Like Ahmed, Suraj Yadav, 22, and Krishna Kumar Namdev, 33, both residents of Satna in Madhya Pradesh, rushed to the reservation counter to book tickets. With no tickets available, they decided to sleep on the platform.

Yadav said: “We worked in a small hotel in Nerul. The owner said he will not pay us but will provide for our food. What can we do, sir? We cannot wait, we have to leave. I do not know if we will get work back in the village but will have to do something like farming.”

At CSMT on Tuesday night, a group of caterers from Bihar looked disappointed and tensed as the ticket counter was shut. They will have to spend the night at the station till the counter opens the next day.

One of them, Rajesh Kumar Das, 36, said, “We work in hotels and in catering service at CSMT. Our boss asked 60 of us to return home.

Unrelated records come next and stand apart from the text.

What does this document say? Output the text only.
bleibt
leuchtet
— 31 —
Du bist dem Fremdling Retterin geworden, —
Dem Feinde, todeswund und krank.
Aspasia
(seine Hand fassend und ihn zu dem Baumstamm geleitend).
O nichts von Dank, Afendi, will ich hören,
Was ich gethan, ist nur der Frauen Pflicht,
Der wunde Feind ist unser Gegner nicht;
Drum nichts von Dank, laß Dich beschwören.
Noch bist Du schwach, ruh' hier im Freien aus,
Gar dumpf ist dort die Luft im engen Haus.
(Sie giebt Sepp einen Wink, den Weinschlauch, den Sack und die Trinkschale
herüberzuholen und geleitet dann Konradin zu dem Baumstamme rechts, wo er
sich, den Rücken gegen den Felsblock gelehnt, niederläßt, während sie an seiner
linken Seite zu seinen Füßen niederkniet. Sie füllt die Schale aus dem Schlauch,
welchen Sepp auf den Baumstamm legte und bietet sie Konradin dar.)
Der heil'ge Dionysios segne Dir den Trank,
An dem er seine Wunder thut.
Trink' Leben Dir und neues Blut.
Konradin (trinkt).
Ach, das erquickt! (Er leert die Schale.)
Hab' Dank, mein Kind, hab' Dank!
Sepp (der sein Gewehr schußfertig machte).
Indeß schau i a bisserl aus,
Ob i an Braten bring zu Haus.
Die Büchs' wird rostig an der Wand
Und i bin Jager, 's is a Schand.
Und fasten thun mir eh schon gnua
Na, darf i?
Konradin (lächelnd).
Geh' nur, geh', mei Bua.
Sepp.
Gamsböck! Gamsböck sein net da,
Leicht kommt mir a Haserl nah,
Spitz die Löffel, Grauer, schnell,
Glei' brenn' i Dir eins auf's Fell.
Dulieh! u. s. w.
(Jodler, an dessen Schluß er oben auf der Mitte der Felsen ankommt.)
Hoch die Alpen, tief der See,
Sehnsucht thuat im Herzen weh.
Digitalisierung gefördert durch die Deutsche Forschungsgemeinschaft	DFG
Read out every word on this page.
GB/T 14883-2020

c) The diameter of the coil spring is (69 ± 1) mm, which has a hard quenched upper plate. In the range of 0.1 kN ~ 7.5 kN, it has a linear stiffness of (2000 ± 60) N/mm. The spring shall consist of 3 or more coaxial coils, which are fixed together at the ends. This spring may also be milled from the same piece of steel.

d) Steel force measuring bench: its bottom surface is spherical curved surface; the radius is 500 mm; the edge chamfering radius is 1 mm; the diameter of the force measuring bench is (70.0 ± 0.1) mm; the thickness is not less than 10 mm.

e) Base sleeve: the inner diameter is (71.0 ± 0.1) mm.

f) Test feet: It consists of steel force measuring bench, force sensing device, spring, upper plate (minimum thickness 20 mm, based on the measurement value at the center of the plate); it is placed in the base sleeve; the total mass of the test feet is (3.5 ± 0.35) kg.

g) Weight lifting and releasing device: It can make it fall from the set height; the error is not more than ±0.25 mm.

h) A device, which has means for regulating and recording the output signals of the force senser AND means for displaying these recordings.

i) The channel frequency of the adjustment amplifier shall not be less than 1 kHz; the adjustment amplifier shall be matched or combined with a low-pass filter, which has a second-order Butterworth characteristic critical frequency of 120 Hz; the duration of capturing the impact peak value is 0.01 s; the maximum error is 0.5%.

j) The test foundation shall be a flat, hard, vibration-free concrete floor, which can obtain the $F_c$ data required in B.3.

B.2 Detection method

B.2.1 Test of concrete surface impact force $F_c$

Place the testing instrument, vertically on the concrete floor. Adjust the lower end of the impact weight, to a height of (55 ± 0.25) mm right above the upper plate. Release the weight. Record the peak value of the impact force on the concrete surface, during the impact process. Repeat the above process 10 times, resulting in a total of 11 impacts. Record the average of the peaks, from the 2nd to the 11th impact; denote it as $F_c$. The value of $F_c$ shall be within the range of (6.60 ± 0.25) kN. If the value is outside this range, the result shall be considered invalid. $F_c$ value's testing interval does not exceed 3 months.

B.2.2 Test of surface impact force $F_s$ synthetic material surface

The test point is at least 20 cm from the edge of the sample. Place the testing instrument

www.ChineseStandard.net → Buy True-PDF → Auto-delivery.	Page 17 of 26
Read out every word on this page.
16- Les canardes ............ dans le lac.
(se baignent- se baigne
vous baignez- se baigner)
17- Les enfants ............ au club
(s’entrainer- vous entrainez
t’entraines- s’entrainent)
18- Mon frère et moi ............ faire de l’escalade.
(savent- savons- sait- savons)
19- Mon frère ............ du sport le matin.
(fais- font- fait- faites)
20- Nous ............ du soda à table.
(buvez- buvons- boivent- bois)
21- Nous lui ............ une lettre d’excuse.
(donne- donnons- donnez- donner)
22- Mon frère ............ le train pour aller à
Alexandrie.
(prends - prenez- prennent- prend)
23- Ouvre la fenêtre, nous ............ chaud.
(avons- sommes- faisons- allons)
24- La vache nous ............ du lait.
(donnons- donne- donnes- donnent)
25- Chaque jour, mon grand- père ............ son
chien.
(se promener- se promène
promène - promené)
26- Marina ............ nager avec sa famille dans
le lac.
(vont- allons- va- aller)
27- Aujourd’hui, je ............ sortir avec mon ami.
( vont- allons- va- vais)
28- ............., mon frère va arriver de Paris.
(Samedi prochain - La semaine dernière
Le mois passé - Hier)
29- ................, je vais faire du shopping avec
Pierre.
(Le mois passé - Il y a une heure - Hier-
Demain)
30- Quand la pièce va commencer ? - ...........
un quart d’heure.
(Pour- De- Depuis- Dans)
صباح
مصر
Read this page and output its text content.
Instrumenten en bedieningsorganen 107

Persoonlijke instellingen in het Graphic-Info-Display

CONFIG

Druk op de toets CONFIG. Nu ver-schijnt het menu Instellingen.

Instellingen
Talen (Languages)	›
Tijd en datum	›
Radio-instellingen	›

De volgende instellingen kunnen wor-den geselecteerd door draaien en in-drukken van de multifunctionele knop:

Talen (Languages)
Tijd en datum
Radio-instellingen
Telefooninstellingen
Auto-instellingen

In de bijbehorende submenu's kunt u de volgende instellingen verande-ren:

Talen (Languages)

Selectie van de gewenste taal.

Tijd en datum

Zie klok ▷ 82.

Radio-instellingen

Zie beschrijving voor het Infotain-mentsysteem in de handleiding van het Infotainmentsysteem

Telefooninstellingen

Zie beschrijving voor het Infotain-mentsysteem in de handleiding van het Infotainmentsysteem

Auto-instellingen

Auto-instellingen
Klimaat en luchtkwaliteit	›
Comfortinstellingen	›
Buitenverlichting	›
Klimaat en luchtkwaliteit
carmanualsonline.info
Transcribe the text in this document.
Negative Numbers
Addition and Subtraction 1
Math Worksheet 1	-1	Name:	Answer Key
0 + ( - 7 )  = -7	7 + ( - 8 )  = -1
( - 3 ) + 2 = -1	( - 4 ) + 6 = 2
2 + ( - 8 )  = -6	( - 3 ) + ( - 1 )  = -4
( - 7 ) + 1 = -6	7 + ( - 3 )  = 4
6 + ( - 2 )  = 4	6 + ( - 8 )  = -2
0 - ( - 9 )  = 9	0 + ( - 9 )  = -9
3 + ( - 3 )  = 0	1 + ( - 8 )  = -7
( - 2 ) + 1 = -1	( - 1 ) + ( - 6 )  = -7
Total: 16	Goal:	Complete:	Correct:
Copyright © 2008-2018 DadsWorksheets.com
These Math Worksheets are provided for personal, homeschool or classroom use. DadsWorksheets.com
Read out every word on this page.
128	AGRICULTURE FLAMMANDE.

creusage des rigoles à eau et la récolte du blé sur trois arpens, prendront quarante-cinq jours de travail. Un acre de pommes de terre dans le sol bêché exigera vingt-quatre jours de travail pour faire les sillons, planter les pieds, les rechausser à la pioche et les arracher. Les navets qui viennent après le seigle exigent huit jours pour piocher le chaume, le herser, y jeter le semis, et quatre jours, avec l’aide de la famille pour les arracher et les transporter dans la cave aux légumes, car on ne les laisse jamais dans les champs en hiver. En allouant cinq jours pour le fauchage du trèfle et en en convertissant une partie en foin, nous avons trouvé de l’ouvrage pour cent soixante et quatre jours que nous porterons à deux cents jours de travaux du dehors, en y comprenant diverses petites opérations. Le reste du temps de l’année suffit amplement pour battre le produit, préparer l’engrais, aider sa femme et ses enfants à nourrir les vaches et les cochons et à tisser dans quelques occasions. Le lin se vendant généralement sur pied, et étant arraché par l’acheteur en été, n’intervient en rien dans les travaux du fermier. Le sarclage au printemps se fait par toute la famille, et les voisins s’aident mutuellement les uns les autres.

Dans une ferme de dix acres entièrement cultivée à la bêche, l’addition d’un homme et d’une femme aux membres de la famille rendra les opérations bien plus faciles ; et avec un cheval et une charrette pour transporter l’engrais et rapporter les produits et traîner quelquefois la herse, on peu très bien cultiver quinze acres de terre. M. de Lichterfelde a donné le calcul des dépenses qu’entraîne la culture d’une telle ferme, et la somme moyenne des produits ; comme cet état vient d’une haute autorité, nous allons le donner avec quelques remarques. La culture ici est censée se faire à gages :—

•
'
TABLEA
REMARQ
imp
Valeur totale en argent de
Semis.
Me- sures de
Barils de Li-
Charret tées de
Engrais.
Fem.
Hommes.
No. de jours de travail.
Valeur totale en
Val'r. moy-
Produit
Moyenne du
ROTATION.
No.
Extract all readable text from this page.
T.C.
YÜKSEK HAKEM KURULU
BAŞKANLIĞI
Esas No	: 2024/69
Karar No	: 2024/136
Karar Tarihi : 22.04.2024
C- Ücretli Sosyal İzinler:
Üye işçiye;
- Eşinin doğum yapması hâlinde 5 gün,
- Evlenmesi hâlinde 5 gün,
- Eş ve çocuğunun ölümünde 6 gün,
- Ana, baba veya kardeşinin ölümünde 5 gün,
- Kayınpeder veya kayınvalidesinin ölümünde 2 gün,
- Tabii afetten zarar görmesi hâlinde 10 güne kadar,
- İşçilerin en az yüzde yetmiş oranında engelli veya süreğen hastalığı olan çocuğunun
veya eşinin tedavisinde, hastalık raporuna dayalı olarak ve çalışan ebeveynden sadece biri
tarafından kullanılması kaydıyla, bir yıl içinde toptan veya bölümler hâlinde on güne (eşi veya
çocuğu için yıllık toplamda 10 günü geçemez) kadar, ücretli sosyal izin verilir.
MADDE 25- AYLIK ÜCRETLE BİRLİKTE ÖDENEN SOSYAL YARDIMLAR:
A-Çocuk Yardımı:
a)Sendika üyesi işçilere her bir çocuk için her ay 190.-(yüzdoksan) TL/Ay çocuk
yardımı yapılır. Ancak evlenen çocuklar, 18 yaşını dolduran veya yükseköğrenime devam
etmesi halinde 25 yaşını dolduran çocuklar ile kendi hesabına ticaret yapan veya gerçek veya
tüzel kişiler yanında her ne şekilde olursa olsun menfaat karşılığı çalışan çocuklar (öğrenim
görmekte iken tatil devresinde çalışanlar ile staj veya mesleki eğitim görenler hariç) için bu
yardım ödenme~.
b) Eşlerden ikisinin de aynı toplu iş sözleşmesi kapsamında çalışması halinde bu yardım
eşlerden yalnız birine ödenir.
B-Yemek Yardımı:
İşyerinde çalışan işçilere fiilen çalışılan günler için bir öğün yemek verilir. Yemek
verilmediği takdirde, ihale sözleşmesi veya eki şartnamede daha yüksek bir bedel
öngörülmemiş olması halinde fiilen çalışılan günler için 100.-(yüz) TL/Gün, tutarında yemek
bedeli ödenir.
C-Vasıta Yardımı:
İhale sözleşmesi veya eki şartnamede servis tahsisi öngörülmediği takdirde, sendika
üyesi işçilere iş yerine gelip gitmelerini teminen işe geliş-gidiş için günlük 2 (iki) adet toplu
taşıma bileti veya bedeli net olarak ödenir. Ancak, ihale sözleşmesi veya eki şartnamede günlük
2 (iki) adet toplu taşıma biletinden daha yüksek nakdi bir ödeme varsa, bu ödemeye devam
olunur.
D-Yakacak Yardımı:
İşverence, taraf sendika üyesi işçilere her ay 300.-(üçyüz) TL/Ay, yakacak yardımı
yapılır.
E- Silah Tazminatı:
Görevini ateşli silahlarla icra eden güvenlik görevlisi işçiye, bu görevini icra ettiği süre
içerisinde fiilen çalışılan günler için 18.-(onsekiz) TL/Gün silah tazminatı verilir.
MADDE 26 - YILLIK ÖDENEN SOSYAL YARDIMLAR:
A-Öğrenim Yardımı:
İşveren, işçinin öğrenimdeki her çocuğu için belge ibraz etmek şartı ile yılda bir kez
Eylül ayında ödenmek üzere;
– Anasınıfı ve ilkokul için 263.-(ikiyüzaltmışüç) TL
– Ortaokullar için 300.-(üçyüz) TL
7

Now what do we do? We cannot afford to stay here. I will try to go in the general compartment.”

Shivaji Sutar, Chief Public Relations Officer, Central Railway, told The Indian Express, “In view of Covid-19, we have permitted only passengers with confirmed tickets to travel. Announcement of additional trains, if any, at certain places is only part of the ongoing gradual restoration of train services. We appeal to everyone to avoid speculation over the reasons and not resort to panic booking.”

A central railway official, requesting anonymity, said that trains to Uttar Pradesh and Bihar were fully booked for the next few days.

The partial lockdown also hit local traders at the Dadar flower market. Mohan Janbhare, 44, who works at a flower bouquet stall, said, “There is no business at all today. Yesterday, at least 100 odd people came to our shop. We are getting pay cuts. I used to earn 300 a day, now I am earning 200 a day. Now cops are saying shut it down completely.”

Several roadside vendors at the Dadar flower market were treated leniently by the police as they were selling a perishable product. The police had initially shut them down in the morning, but by evening they again took to the streets. However, they were again forced to shut by the police. Some hawkers and road side traders were also seen on the road outside CSMT on Tuesday evening. But, within an hour, they too were forced to empty the roads.